I've had my new hedgie Harper for a little under a month now. She is great, really settling in nicely and opening up! Anyway, I've noticed a quirk or hers.When I switched to fleece about two weeks ago, she had no interest in her fleece strips in her igloo. She literally pushes them out of her hideout. (Her igloo has a plastic bottom, by the way.) Next, I tried putting in a larger piece of fleece, folded, to see if she liked that. Nope! Then, she started tugging the paper towel I placed under her wheel into her cage. So then I thought, well I'll just put one in her igloo for her. She then proceeded to push the one I put in there out! So weird, I cant figure out what she wants!


----------



## ReginasMommy (Apr 13, 2011)

Have you tried a hedgie bag? Regina seems to love sleeping in her hedgie bag--when I first got her I offered her the igloo and the bag next to each other, and she seems to prefer the bag. I always hear her digging like a madwoman in it...

But Harper sounds like quite the little ham! Pictures please?


----------



## Court (Jun 7, 2011)

She likes to snuggle in her hedgie bag outside of her cage, but when she's in her cage she usually sleeps in her igloo. She is a ham! I'll get some pictures uploaded...


----------



## Court (Jun 7, 2011)

I just created a Flickr account and added the photos there, since I am sure I will be starting quite the collection. 
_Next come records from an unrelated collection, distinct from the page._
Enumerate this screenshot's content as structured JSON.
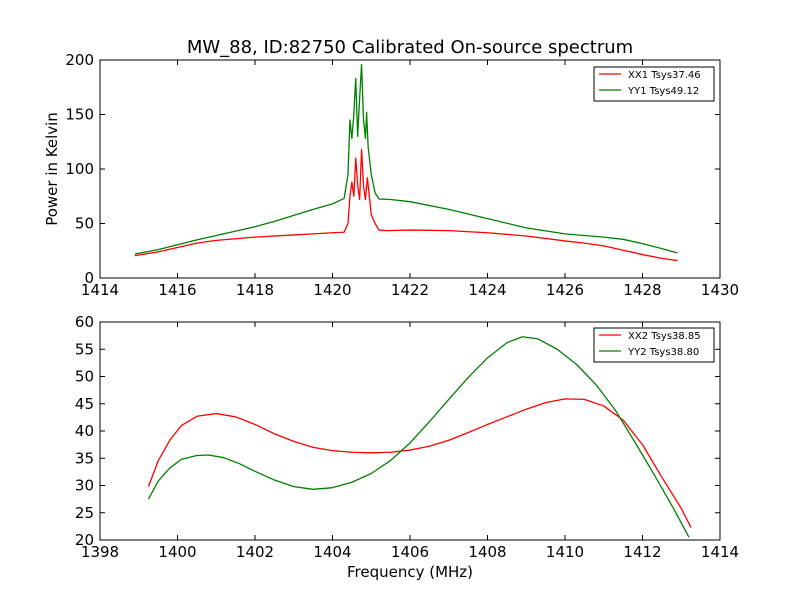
{
  "chart_data": [
    {
      "type": "line",
      "title": "MW_88, ID:82750 Calibrated On-source spectrum",
      "xlabel": "",
      "ylabel": "Power in Kelvin",
      "xlim": [
        1414,
        1430
      ],
      "ylim": [
        0,
        200
      ],
      "xticks": [
        1414,
        1416,
        1418,
        1420,
        1422,
        1424,
        1426,
        1428,
        1430
      ],
      "yticks": [
        0,
        50,
        100,
        150,
        200
      ],
      "legend_position": "top-right",
      "series": [
        {
          "name": "XX1 Tsys37.46",
          "color": "#ff0000",
          "points": [
            [
              1414.9,
              20.5
            ],
            [
              1415.5,
              24
            ],
            [
              1416,
              28
            ],
            [
              1416.5,
              32
            ],
            [
              1417,
              34.5
            ],
            [
              1417.5,
              36
            ],
            [
              1418,
              37.5
            ],
            [
              1419,
              39.5
            ],
            [
              1419.5,
              40.5
            ],
            [
              1420,
              41.5
            ],
            [
              1420.3,
              42
            ],
            [
              1420.4,
              50
            ],
            [
              1420.45,
              75
            ],
            [
              1420.5,
              88
            ],
            [
              1420.55,
              75
            ],
            [
              1420.6,
              110
            ],
            [
              1420.65,
              85
            ],
            [
              1420.7,
              72
            ],
            [
              1420.75,
              118
            ],
            [
              1420.8,
              85
            ],
            [
              1420.85,
              72
            ],
            [
              1420.9,
              92
            ],
            [
              1420.95,
              75
            ],
            [
              1421.0,
              58
            ],
            [
              1421.1,
              50
            ],
            [
              1421.2,
              44
            ],
            [
              1421.4,
              43.5
            ],
            [
              1422,
              44
            ],
            [
              1423,
              43.5
            ],
            [
              1424,
              41.5
            ],
            [
              1425,
              38.5
            ],
            [
              1426,
              34
            ],
            [
              1426.5,
              32
            ],
            [
              1427,
              29.5
            ],
            [
              1427.5,
              25.5
            ],
            [
              1428,
              21.5
            ],
            [
              1428.5,
              18
            ],
            [
              1428.9,
              16
            ]
          ]
        },
        {
          "name": "YY1 Tsys49.12",
          "color": "#008000",
          "points": [
            [
              1414.9,
              22
            ],
            [
              1415.5,
              26
            ],
            [
              1416,
              30.5
            ],
            [
              1416.5,
              35
            ],
            [
              1417,
              39
            ],
            [
              1417.5,
              43
            ],
            [
              1418,
              47
            ],
            [
              1418.5,
              52
            ],
            [
              1419,
              57.5
            ],
            [
              1419.5,
              63
            ],
            [
              1420,
              68
            ],
            [
              1420.3,
              73
            ],
            [
              1420.4,
              95
            ],
            [
              1420.45,
              145
            ],
            [
              1420.5,
              128
            ],
            [
              1420.55,
              150
            ],
            [
              1420.6,
              183
            ],
            [
              1420.65,
              130
            ],
            [
              1420.7,
              165
            ],
            [
              1420.75,
              196
            ],
            [
              1420.8,
              145
            ],
            [
              1420.85,
              128
            ],
            [
              1420.88,
              152
            ],
            [
              1420.92,
              120
            ],
            [
              1421.0,
              95
            ],
            [
              1421.1,
              78
            ],
            [
              1421.2,
              72.5
            ],
            [
              1421.5,
              72
            ],
            [
              1422,
              70
            ],
            [
              1423,
              63
            ],
            [
              1424,
              54.5
            ],
            [
              1425,
              46
            ],
            [
              1426,
              40.5
            ],
            [
              1427,
              37.5
            ],
            [
              1427.5,
              35.5
            ],
            [
              1428,
              31.5
            ],
            [
              1428.5,
              27
            ],
            [
              1428.9,
              23
            ]
          ]
        }
      ]
    },
    {
      "type": "line",
      "title": "",
      "xlabel": "Frequency (MHz)",
      "ylabel": "",
      "xlim": [
        1398,
        1414
      ],
      "ylim": [
        20,
        60
      ],
      "xticks": [
        1398,
        1400,
        1402,
        1404,
        1406,
        1408,
        1410,
        1412,
        1414
      ],
      "yticks": [
        20,
        25,
        30,
        35,
        40,
        45,
        50,
        55,
        60
      ],
      "legend_position": "top-right",
      "series": [
        {
          "name": "XX2 Tsys38.85",
          "color": "#ff0000",
          "points": [
            [
              1399.25,
              29.8
            ],
            [
              1399.5,
              34.5
            ],
            [
              1399.8,
              38.3
            ],
            [
              1400.1,
              41
            ],
            [
              1400.5,
              42.7
            ],
            [
              1401,
              43.2
            ],
            [
              1401.5,
              42.6
            ],
            [
              1402,
              41.2
            ],
            [
              1402.5,
              39.5
            ],
            [
              1403,
              38.1
            ],
            [
              1403.5,
              37
            ],
            [
              1404,
              36.4
            ],
            [
              1404.5,
              36.1
            ],
            [
              1405,
              36
            ],
            [
              1405.5,
              36.1
            ],
            [
              1406,
              36.5
            ],
            [
              1406.5,
              37.2
            ],
            [
              1407,
              38.3
            ],
            [
              1407.5,
              39.7
            ],
            [
              1408,
              41.2
            ],
            [
              1408.5,
              42.6
            ],
            [
              1409,
              44
            ],
            [
              1409.5,
              45.2
            ],
            [
              1410,
              45.9
            ],
            [
              1410.5,
              45.8
            ],
            [
              1411,
              44.6
            ],
            [
              1411.5,
              42
            ],
            [
              1412,
              37.5
            ],
            [
              1412.5,
              31.5
            ],
            [
              1413,
              25.8
            ],
            [
              1413.25,
              22.3
            ]
          ]
        },
        {
          "name": "YY2 Tsys38.80",
          "color": "#008000",
          "points": [
            [
              1399.25,
              27.5
            ],
            [
              1399.5,
              30.8
            ],
            [
              1399.8,
              33.2
            ],
            [
              1400.1,
              34.8
            ],
            [
              1400.5,
              35.5
            ],
            [
              1400.8,
              35.6
            ],
            [
              1401.2,
              35.1
            ],
            [
              1401.6,
              34
            ],
            [
              1402,
              32.6
            ],
            [
              1402.5,
              31
            ],
            [
              1403,
              29.8
            ],
            [
              1403.5,
              29.3
            ],
            [
              1404,
              29.6
            ],
            [
              1404.5,
              30.6
            ],
            [
              1405,
              32.2
            ],
            [
              1405.5,
              34.6
            ],
            [
              1406,
              37.8
            ],
            [
              1406.5,
              41.7
            ],
            [
              1407,
              45.8
            ],
            [
              1407.5,
              49.8
            ],
            [
              1408,
              53.4
            ],
            [
              1408.5,
              56.2
            ],
            [
              1408.9,
              57.3
            ],
            [
              1409.3,
              56.9
            ],
            [
              1409.8,
              55
            ],
            [
              1410.3,
              52.2
            ],
            [
              1410.8,
              48.5
            ],
            [
              1411.3,
              43.8
            ],
            [
              1411.8,
              38
            ],
            [
              1412.3,
              32
            ],
            [
              1412.8,
              25.8
            ],
            [
              1413.2,
              20.5
            ]
          ]
        }
      ]
    }
  ]
}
Here she is: http://www.flickr.com/photos/wcourtney/


----------



## Quinn (Apr 24, 2011)

She's so cute!!! She looks like Quinn! :lol:


----------



## panda (May 23, 2011)

My hog is similar.. i have a hide with a solid bottom and i usually just put one little blankie in there for her, sometimes she pushes it away from her, sometimes she snuggles it, sometimes she pulls one or two or three other blankies from outside of the hide into the hide with her and sometimes shes not in her hide at all but snuggled under blankets outside of the hide. :roll: i just leave plenty of fleece in there available so she can get cumfy either way.


----------



## Nebular (Dec 28, 2010)

Norman refuses to play with the fleece strips I have in his pen as well, and he has a fleece liner. He also doesn't like things being in his igloo - the only place he'll sleep while he's in pen. It *must* be the igloo and the shirt underneath it and nothing else. All hedgies are nutty, just in diffferent and some times confusing little ways.


----------



## Court (Jun 7, 2011)

Nebular -- agreed! I put a blue Solo cup in her cage to see if she'd like playing/hiding in it.. it is now her designated afternoon sleeping spot. It is too cute.


----------